MYORG is associated with recessive primary familial brain calcification

Abstract

Objective: To investigate the genetic basis of the recessive form of primary familial brain calcification and study pathways linking a novel gene with known dominant genes that cause the disease.

Methods: Whole exome sequencing and Sanger-based segregation analysis were used to identify possible disease causing mutations. Mutation pathogenicity was validated by structural protein modeling. Functional associations between the candidate gene, MYORG, and genes previously implicated in the disease were examined through phylogenetic profiling.

Results: We studied nine affected individuals from two unrelated families of Middle Eastern origin. The median age of symptom onset was 29.5 years (range 21-57 years) and dysarthria was the most common presenting symptom. We identified in the MYORG gene, a homozygous c.1233delC mutation in one family and c.1060_1062delGAC mutation in another. The first mutation results in protein truncation and the second in deletion of a highly conserved aspartic acid that is likely to disrupt binding of the protein with its substrate. Phylogenetic profiling analysis of the MYORG protein sequence suggests co-evolution with a number of calcium channels as well as other proteins related to regulation of anion transmembrane transport (False Discovery Rate, FDR < 10^-8) and with PDCD6IP, a protein interacting with PDGFR β which is known to be involved in the disease.

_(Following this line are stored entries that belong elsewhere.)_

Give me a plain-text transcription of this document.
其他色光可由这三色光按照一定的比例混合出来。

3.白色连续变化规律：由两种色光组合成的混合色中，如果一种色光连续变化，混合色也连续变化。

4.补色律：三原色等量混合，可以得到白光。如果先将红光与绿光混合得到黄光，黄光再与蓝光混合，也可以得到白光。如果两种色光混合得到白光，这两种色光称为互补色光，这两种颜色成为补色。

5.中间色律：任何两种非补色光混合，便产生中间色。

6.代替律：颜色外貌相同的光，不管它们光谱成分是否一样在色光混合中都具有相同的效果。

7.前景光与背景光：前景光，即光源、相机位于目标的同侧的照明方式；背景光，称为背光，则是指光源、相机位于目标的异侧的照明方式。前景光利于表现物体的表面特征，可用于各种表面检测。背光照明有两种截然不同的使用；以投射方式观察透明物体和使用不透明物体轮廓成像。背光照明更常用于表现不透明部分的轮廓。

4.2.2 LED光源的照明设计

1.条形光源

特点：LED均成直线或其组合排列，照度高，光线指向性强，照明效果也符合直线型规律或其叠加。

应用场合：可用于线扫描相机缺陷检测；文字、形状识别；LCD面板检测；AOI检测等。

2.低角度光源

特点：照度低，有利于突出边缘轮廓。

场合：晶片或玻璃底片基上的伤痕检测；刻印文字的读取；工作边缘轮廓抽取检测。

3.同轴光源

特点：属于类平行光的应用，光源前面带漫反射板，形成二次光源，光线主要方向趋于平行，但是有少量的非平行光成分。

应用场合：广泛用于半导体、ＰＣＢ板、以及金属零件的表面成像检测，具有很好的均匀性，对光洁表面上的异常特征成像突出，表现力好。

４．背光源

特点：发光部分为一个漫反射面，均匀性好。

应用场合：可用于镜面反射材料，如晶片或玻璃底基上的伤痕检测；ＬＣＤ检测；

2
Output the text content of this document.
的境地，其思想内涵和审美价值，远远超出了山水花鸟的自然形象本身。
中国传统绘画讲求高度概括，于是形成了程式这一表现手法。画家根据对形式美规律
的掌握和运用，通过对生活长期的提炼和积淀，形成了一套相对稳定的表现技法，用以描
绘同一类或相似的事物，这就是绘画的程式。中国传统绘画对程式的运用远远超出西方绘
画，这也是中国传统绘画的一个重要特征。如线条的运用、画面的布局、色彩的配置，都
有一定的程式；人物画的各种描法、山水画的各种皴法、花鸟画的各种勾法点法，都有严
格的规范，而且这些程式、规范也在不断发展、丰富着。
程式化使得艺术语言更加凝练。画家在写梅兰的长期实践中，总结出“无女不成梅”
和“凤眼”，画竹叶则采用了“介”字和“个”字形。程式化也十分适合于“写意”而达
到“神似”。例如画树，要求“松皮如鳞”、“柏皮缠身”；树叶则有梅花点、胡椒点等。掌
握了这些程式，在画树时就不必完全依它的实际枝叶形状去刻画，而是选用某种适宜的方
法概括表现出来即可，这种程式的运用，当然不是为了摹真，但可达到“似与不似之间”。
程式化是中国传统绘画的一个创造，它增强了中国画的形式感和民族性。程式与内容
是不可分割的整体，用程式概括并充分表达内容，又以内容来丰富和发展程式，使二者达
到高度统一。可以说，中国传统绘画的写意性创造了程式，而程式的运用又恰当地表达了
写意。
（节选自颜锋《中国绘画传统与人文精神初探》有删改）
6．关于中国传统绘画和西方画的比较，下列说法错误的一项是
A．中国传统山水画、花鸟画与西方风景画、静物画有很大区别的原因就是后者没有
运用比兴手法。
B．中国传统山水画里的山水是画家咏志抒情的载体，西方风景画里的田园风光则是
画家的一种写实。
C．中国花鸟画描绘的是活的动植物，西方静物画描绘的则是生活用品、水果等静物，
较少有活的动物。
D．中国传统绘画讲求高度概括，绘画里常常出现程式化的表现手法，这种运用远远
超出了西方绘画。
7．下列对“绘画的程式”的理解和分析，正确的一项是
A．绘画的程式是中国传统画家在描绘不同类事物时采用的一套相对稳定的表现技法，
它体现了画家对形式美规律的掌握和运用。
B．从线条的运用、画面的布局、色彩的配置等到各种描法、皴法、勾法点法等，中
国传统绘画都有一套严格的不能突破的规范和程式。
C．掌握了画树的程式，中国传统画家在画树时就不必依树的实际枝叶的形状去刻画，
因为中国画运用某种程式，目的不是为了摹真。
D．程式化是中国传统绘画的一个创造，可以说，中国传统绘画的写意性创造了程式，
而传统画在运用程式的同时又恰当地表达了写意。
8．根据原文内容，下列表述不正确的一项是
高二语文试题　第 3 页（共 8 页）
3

Interpretation: MYORG mutations are linked to a recessive form of primary familial brain calcification. This association was recently described in patients of Chinese ancestry. We suggest the possibility that MYORG mutations lead to calcification in a PDGFR β-related pathway.

Figure 1

Pedigrees, genotypes, and brain imaging findings of the studied families. (A). Pedigrees of the two studied families. Individuals with extensive brain calcification are marked with black symbols, these with punctuate globus pallidus (GP) calcification are marked with white dotted symbols and these without calcification are marked with white symbols. Gray symbols represent individuals with no CT available; all of them are clinically asymptomatic. Genetic status of MYORG mutation is depicted for homozygotes (Hom), heterozygotes (Het), wild type (WT), and untested (NT) individuals. (B). Representative CT scans. All individuals homozygous for MYORG mutations had extensive calcification of the basal ganglia and thalamus (e.g., F1/II‐4, F1/II‐6, F2/II‐4), cerebellar lobes, and vermis (e.g., F1/II‐2, F2/II‐5). In addition to these involved brain areas, some individuals also presented calcification of the cortex (e.g., F1/II‐4), sub‐cortex (e.g., F1/II‐6), and brainstem (e.g., F1/II‐2, F1/II‐10, F2/II‐5). (C). In three (out of five) individuals heterozygotes for MYORG mutation, punctuate calcification limited to the globus pallidus were seen (e.g., F2/II‐1, F2/II‐2).

Figure 2

Multiple sequence alignment (MSA), modeled protein conformation and possible link of MYORG to other PFBC related proteins. (A) MSA of the MYORG sequence around the D354 deletion, along with other members of the Glycosyl hydrolase GH31 family. Background indicates the level of conservation of each position in the MSA ranging from white (unconserved) to purple (fully conserved). (B). Modeling of MYORG predicts a conformational change around residue D353 that disrupts substrate binding. Deletion of D354 causes: (1) loop shortening in the mutant protein (magenta sticks) relative to the wild type (blue sticks), (2), deviation of approximately 1 Å of the mutant C‐alpha atoms position (magenta versus blue sphere) and, (3) change in the orientation of the D353 terminal oxygens that prevents binding of substrate (red and white spheres). (C). Proteins that co‐evolved with MYORG and interactions with the proteins they encode suggest a common pathway with PDGFR β.